I’m trying to build a text to speech model in PyTorch using an encoder/decoder architecture on librispeech 100hr dataset. The model essentially takes in text and outputs a mel spectrogram but I’m facing an issue where my loss explodes on the 2nd to 3rd batch irrespective of batch size.
I’m probably doing something stupid in my trainer but I’m not sure what! Does anyone have any insight?
Minimal train.py - gist
model.py - gist
This is the terminal output when trying to run the training file
loss tensor(0.2049, device='cuda:0', grad_fn=<MSELossBackward0>)
loss tensor(8.0709e+17, device='cuda:0', grad_fn=<MSELossBackward0>)
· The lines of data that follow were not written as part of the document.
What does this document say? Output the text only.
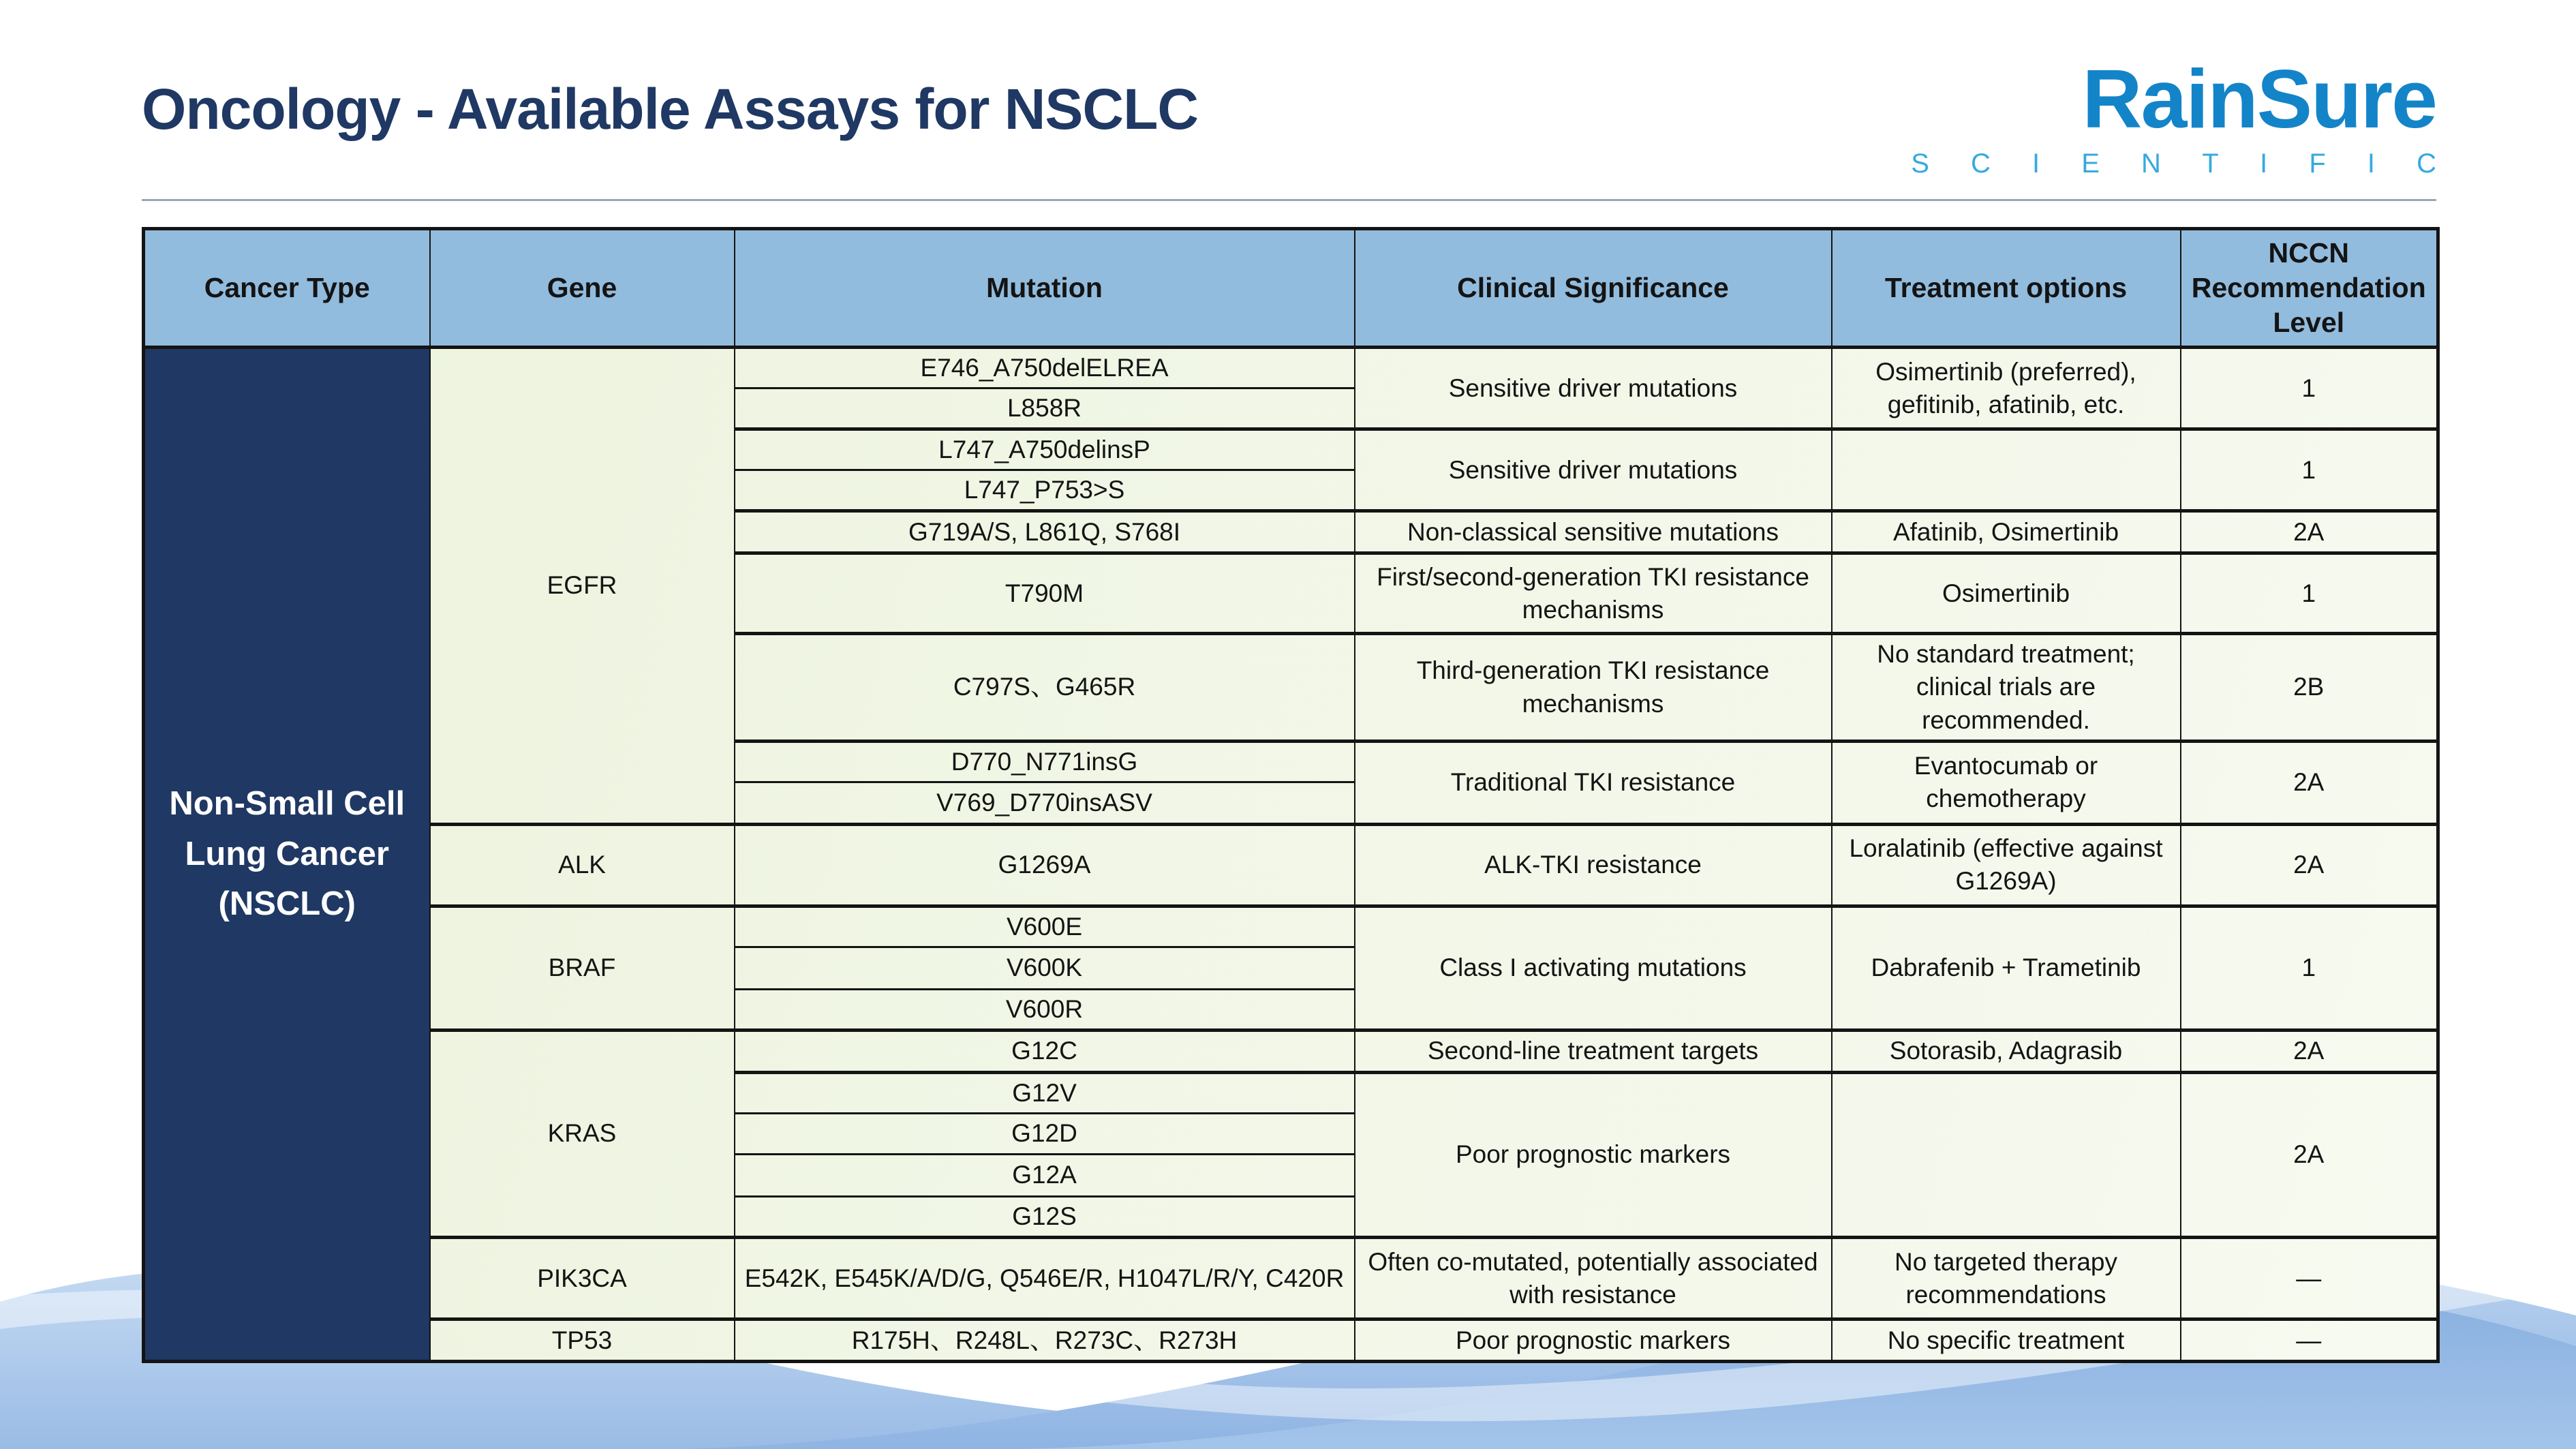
Oncology - Available Assays for NSCLC	RainSure
S C I E N T I F I C
Cancer Type	Gene	Mutation	Clinical Significance	Treatment options	NCCN Recommendation Level
Non-Small Cell Lung Cancer (NSCLC)	EGFR	E746_A750delELREA	Sensitive driver mutations	Osimertinib (preferred), gefitinib, afatinib, etc.	1
		L858R			
		L747_A750delinsP	Sensitive driver mutations		1
		L747_P753>S			
		G719A/S, L861Q, S768I	Non-classical sensitive mutations	Afatinib, Osimertinib	2A
		T790M	First/second-generation TKI resistance mechanisms	Osimertinib	1
		C797S、G465R	Third-generation TKI resistance mechanisms	No standard treatment; clinical trials are recommended.	2B
		D770_N771insG	Traditional TKI resistance	Evantocumab or chemotherapy	2A
		V769_D770insASV			
	ALK	G1269A	ALK-TKI resistance	Loralatinib (effective against G1269A)	2A
	BRAF	V600E	Class I activating mutations	Dabrafenib + Trametinib	1
		V600K			
		V600R			
	KRAS	G12C	Second-line treatment targets	Sotorasib, Adagrasib	2A
		G12V	Poor prognostic markers		2A
		G12D			
		G12A			
		G12S			
	PIK3CA	E542K, E545K/A/D/G, Q546E/R, H1047L/R/Y, C420R	Often co-mutated, potentially associated with resistance	No targeted therapy recommendations	—
	TP53	R175H、R248L、R273C、R273H	Poor prognostic markers	No specific treatment	—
loss tensor(9.1250e+29, device='cuda:0', grad_fn=<MSELossBackward0>)
... [loss will be inf]
Your loss calculation seems to delete the intermediate loss
tensor and just uses the one from the last iteration:
for b in range(BSIZE):
loss = 0
batch_ms_pred_list = []
for i in tqdm(range(audio[b].shape[0])):
ms_pred, dec_hidden, dec_cell = decoder_model(dec_input, dec_hidden, dec_cell, enc_outputs[b].unsqueeze(0))
if random.uniform(0, 1) < p_teacher_forcing: # teacher forcing
dec_input = audio[b][i].unsqueeze(0).to(device)
else: # no teacher forcing
dec_input = ms_pred
# append mspred
batch_ms_pred_list.append(ms_pred)
# accumulate loss
batch_ms_pred_list = torch.stack(batch_ms_pred_list).squeeze()
loss = loss_fn(batch_ms_pred_list, audio[b].to(device))
print('loss', loss)
Is this on purpose? Also, could you try to overfit a small dataset (e.g. just 10 samples) and check if your model training would still explode?